We began exploring different options for putting this data in the hands of users in ways which were more useful for them and that allowed them ultimately, to make better decisions. I won’t go into the details of our design and build process, because that’s not the theme of this blog, but instead talk about our two new data products and how they more effectively put data at the hands of the end user – the citizen.
Our first product (see here) is one that puts the SWFC data firmly in the hands of the ‘divers’. Previously, using the underlying Excel spreadsheet wasn’t particularly conducive to getting an overview of one school, let alone compare two or more schools. However, we knew anecdotally, that users, particularly schools, were interested in being able to see how their workforce compared against schools of similar characteristics. So, the tool lets them do that. They’re able to either compare themselves against schools that are similar to them on any combination of 19 characteristics or select specific schools to compare themselves against. By making comparisons of the data easier for schools, we’re hoping that coupled with they’re contextual knowledge of their school and schools local or similar to them, they’re able to use this tool to improve the deployment of their workforce. However, workforce planning isn’t a trivial task, so presenting the data in this format is designed to help the divers access detailed, granular information easily.

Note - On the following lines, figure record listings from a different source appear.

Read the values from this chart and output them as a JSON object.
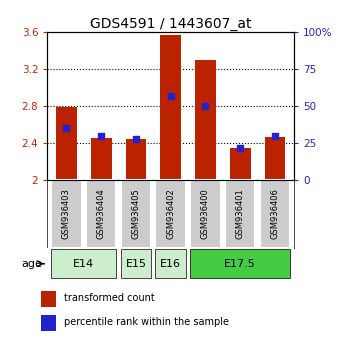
{
  "title": "GDS4591 / 1443607_at",
  "samples": [
    "GSM936403",
    "GSM936404",
    "GSM936405",
    "GSM936402",
    "GSM936400",
    "GSM936401",
    "GSM936406"
  ],
  "transformed_counts": [
    2.79,
    2.46,
    2.44,
    3.57,
    3.3,
    2.35,
    2.47
  ],
  "percentile_ranks": [
    35,
    30,
    28,
    57,
    50,
    22,
    30
  ],
  "ylim_left": [
    2.0,
    3.6
  ],
  "ylim_right": [
    0,
    100
  ],
  "yticks_left": [
    2.0,
    2.4,
    2.8,
    3.2,
    3.6
  ],
  "yticks_right": [
    0,
    25,
    50,
    75,
    100
  ],
  "ytick_labels_left": [
    "2",
    "2.4",
    "2.8",
    "3.2",
    "3.6"
  ],
  "ytick_labels_right": [
    "0",
    "25",
    "50",
    "75",
    "100%"
  ],
  "bar_color": "#bb2200",
  "dot_color": "#2222cc",
  "bar_width": 0.6,
  "age_groups": [
    {
      "label": "E14",
      "samples": [
        "GSM936403",
        "GSM936404"
      ],
      "color": "#cceecc"
    },
    {
      "label": "E15",
      "samples": [
        "GSM936405"
      ],
      "color": "#cceecc"
    },
    {
      "label": "E16",
      "samples": [
        "GSM936402"
      ],
      "color": "#cceecc"
    },
    {
      "label": "E17.5",
      "samples": [
        "GSM936400",
        "GSM936401",
        "GSM936406"
      ],
      "color": "#44cc44"
    }
  ],
  "age_label": "age",
  "legend_items": [
    {
      "label": "transformed count",
      "color": "#bb2200"
    },
    {
      "label": "percentile rank within the sample",
      "color": "#2222cc"
    }
  ],
  "grid_style": "dotted",
  "grid_color": "#000000",
  "sample_box_color": "#cccccc",
  "ylabel_left_color": "#cc2200",
  "ylabel_right_color": "#2222cc",
  "title_fontsize": 10,
  "tick_fontsize": 7.5,
  "sample_fontsize": 6,
  "legend_fontsize": 7,
  "age_fontsize": 8
}
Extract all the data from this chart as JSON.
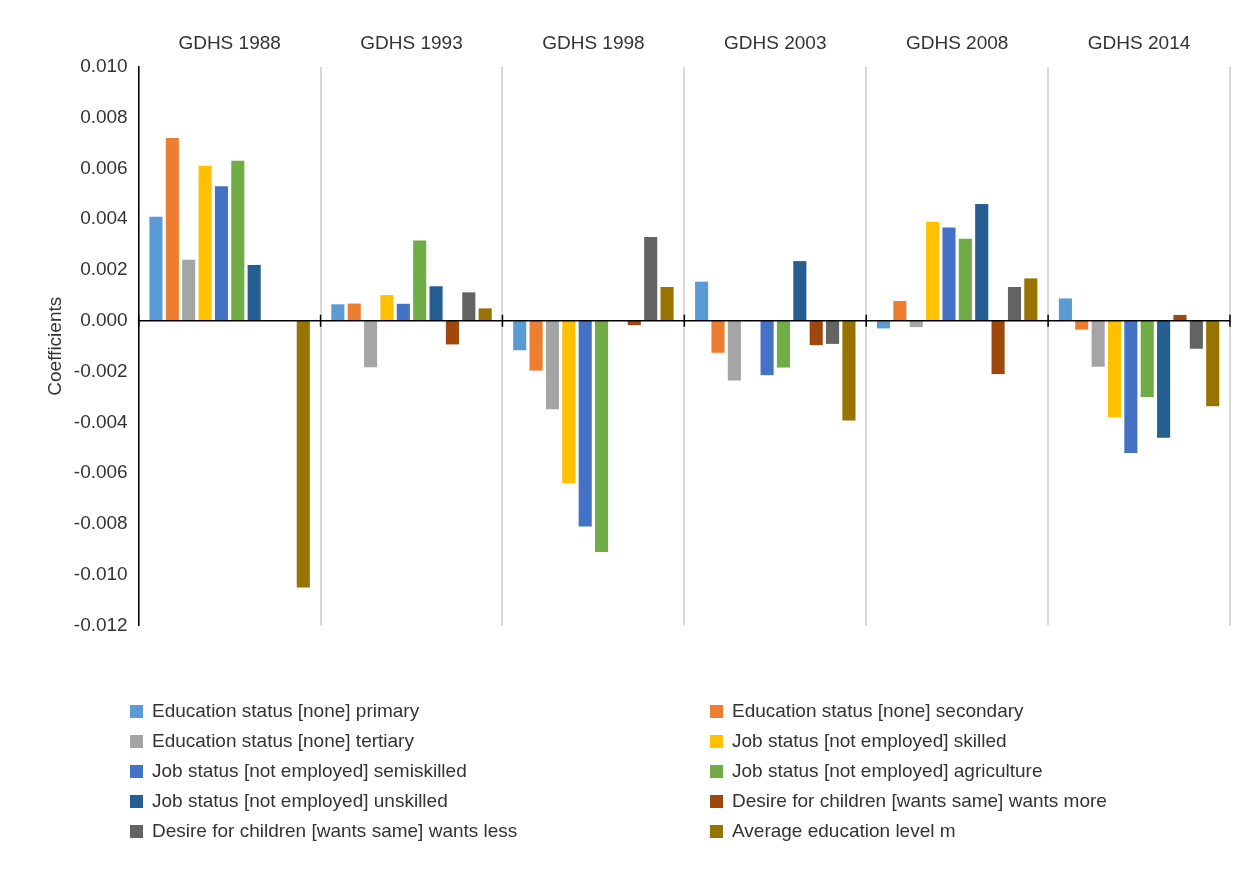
{
  "chart_data": {
    "type": "bar",
    "ylabel": "Coefficients",
    "categories": [
      "GDHS 1988",
      "GDHS 1993",
      "GDHS 1998",
      "GDHS 2003",
      "GDHS 2008",
      "GDHS 2014"
    ],
    "series": [
      {
        "name": "Education status [none] primary",
        "color": "#5b9bd5",
        "values": [
          0.0041,
          0.00065,
          -0.00116,
          0.00154,
          -0.0003,
          0.00088
        ]
      },
      {
        "name": "Education status [none] secondary",
        "color": "#ed7d31",
        "values": [
          0.0072,
          0.00068,
          -0.00196,
          -0.00126,
          0.00078,
          -0.00035
        ]
      },
      {
        "name": "Education status [none] tertiary",
        "color": "#a5a5a5",
        "values": [
          0.0024,
          -0.00183,
          -0.00348,
          -0.00235,
          -0.00025,
          -0.00181
        ]
      },
      {
        "name": "Job status [not employed] skilled",
        "color": "#ffc000",
        "values": [
          0.0061,
          0.00101,
          -0.0064,
          null,
          0.0039,
          -0.0038
        ]
      },
      {
        "name": "Job status [not employed] semiskilled",
        "color": "#4472c4",
        "values": [
          0.0053,
          0.00067,
          -0.0081,
          -0.00214,
          0.00367,
          -0.0052
        ]
      },
      {
        "name": "Job status [not employed] agriculture",
        "color": "#70ad47",
        "values": [
          0.0063,
          0.00316,
          -0.0091,
          -0.00184,
          0.00323,
          -0.003
        ]
      },
      {
        "name": "Job status [not employed] unskilled",
        "color": "#255e91",
        "values": [
          0.0022,
          0.00136,
          null,
          0.00235,
          0.0046,
          -0.0046
        ]
      },
      {
        "name": "Desire for children [wants same] wants more",
        "color": "#9e480e",
        "values": [
          null,
          -0.00093,
          -0.00017,
          -0.00096,
          -0.0021,
          0.00023
        ]
      },
      {
        "name": "Desire for children [wants same] wants less",
        "color": "#636363",
        "values": [
          null,
          0.00112,
          0.0033,
          -0.00091,
          0.00133,
          -0.0011
        ]
      },
      {
        "name": "Average education level m",
        "color": "#997300",
        "values": [
          -0.0105,
          0.00049,
          0.00133,
          -0.00393,
          0.00167,
          -0.00336
        ]
      }
    ],
    "ylim": [
      -0.012,
      0.01
    ],
    "yticks": [
      {
        "value": -0.012,
        "label": "-0.012"
      },
      {
        "value": -0.01,
        "label": "-0.010"
      },
      {
        "value": -0.008,
        "label": "-0.008"
      },
      {
        "value": -0.006,
        "label": "-0.006"
      },
      {
        "value": -0.004,
        "label": "-0.004"
      },
      {
        "value": -0.002,
        "label": "-0.002"
      },
      {
        "value": 0,
        "label": "0.000"
      },
      {
        "value": 0.002,
        "label": "0.002"
      },
      {
        "value": 0.004,
        "label": "0.004"
      },
      {
        "value": 0.006,
        "label": "0.006"
      },
      {
        "value": 0.008,
        "label": "0.008"
      },
      {
        "value": 0.01,
        "label": "0.010"
      }
    ],
    "grid": "x",
    "legend": "bottom"
  }
}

We’ve developed our second product in conjunction with Microsoft – firstly it’s a good example of public/private collaboration! The product is a dashboard (see here for Microsoft’s blog about it and a link at the bottom to the dashboard) containing Local Authority and regional aggregated data about schools within each geographical boundary. This is one very much for the dippers – it doesn’t provide headline statements which appeal more to skimmers, but it does give easily accessible higher level time series and comparisons, without requiring too much work and technical knowledge to draw the findings out. Users (of which we foresee there being a wide range, both internal and external) are able to access data on workforce volumes, the characteristics of teaching and support staff, and absences and vacancies. There’s no new data here to what’s already been published, it’s just presenting it in more accessible manner.
That’s the clincher – making our data as accessible as possible for our key users, to allow them to draw as many useful conclusions as they can from it in a manner suitable for them. We’re definitely not finished with this process, and we’ll be looking to refine and develop our product offering through feedback from users. However, the availability of powerful visualisation and data sharing tools has given us a fantastic opportunity to be innovative in the way we put our data in the hands of the citizen – it’s their data, it’s only right we keep ‘democratising’ it.